This isn’t going to be easy to say, this isn’t going to be easy to admit but I am a statistic. Since marriage I have gained 10 pounds. I know it is what everyone says, I mean they practically say it the day of, “congratulations and now your thighs will become one.”
I just didn’t think it would happen to me, I thought I could handle it. But after last night and the way I pushed past my “full” point like a Spartan and kept eating all that delicious Indian food, I realized it was time to do something about this. It was time to start blaming.
I blame two certain men in my life, my husband, Andrew and my brother, David. We’ll get to Andrew in a little bit, but lets start with David. Yes, the older brother by three years and the cause for my eating issues.
You can always tell a girl that has grown up with a brother. She doesn’t order salad on a date unless it is guaranteed to be large enough to fill a stockpot and half of it is covered in grumbled cheese.

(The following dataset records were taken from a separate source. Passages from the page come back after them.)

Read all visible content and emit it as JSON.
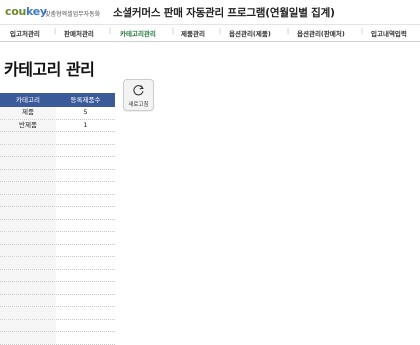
{
  "brand": {
    "logo_part1": "cou",
    "logo_part2": "key",
    "subtitle": "맞춤형엑셀업무자동화"
  },
  "app_title": "소셜커머스 판매 자동관리 프로그램(연월일별 집계)",
  "nav": {
    "items": [
      {
        "label": "입고처관리",
        "active": false
      },
      {
        "label": "판매처관리",
        "active": false
      },
      {
        "label": "카테고리관리",
        "active": true
      },
      {
        "label": "제품관리",
        "active": false
      },
      {
        "label": "옵션관리(제품)",
        "active": false
      },
      {
        "label": "옵션관리(판매처)",
        "active": false
      },
      {
        "label": "입고내역입력",
        "active": false
      }
    ],
    "separator": "|"
  },
  "page_title": "카테고리 관리",
  "refresh_button": {
    "label": "새로고침",
    "icon": "refresh-icon"
  },
  "table": {
    "headers": [
      "카테고리",
      "등록제품수"
    ],
    "rows": [
      [
        "제품",
        "5"
      ],
      [
        "반제품",
        "1"
      ]
    ]
  },
  "colors": {
    "header_bg": "#3b5a99",
    "active_nav": "#1f7a3b",
    "logo_green": "#6c8a2a",
    "logo_blue": "#3b79c8"
  }
}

She doesn’t share food, and never encourages the “splitting” of something. If you do end up splitting something you’ll only regret it because with each bite she will scoot the plate closer and closer until it is too far for you to reach. All this because she grew up with a brother, a brother possibly like my own.
While growing up with David, he was always one step ahead of me when it came to food, always lurking in my shadow waiting to eat something I had been planning on eating.
On the dinner table I would close my eyes to pray with the family before eating, and open them to find half eaten croissants on my plate and most of my mashed potatoes missing.
My dad started to buy me my own secret cereal boxes, so that I would finally get to try the cereal my brother would always finish first, enviably leaving me with grape-nuts and a vomiting reflex.
I would hide the cereal boxes under my bed, and when I would go to get them, there would be nothing left, but empty boxes and a breeze at my face alerting me David had been there.
It was like this with all food, and he was cruel about it too. He used to leave the wrappers of candy (he had ransacked my room to find) under my pillows, adding salt to my already deep and hungry wounds.
Because of the torture I grew up dealing with from my older brother in regards to food (and many, many other things) I have become a ninja when it comes to food, eating it as quickly as I can and as much as I can, fearful it might not be there or half eaten if I don’t.
I thought I had left all this behind when I married my husband but alas now I am dealing with a whole other kind of issue in regards to males and their food habits. Andrew is always hungry, no matter when or how much we just had to eat. An hour later he is hungry again.
I find myself trying to keep up, eating when I am not even hungry but because he is eating.
Saturday’s are the hardest. I make basically a 10 course lunch for us every Saturday, this huge lunch that leaves me full into the evening, but not Andrew, by 8 p.m. he is hungry again and calls from the kitchen, “I am going to make myself a piece of toast, do you want any.”
“No, I am fine.” I always reply, feeling really good about not giving in, until he comes in with his “piece of toast.”
I have realized “a piece of toast” means two completely different things to Andrew and I. I envision a piece of toast with butter on it. Andrew sees a fried egg sandwich dripping in butter and spicy cheese. He walks in and with a sly smile says, “do you want one?” My shoulders slump over and I reply a shameful, “yes.”
I mean even the other evening I announced that I was going on a diet, that I just wanted to get in better shape, and take off a few pounds.
Like an elf from Lord of the Rings, he came sweeping by whispering in my ear, “mint chocolate chip cookies” and I swear blew some magic dust in my face because by the end of the night I had made a batch from scratch of mint chocolate chip cookies and just before biting into that warm, soft in the middle crunching on the edges bliss of a cookie, it hit me, this was not what I wanted to do.
So this morning when my pants were a bit too tight, and even though I told myself they had just been washed, I knew it was time to get moving. Plus, being almost next to Bikram yoga, and seeing loads of people leave day in and day out with the sweat of success falling down their faces while I munch on candy is starting to get to me. I said, “starting.”
Even now, when I go back home I find crackers under my dad’s bed, and jars of jelly in his shoes in his closet. I always say to him, “dad we don’t even live at home anymore, why are you still hiding food?” With that, all the blood drains from his face and he begins to rock back and forth on his heels and mumbles “David” over and over again.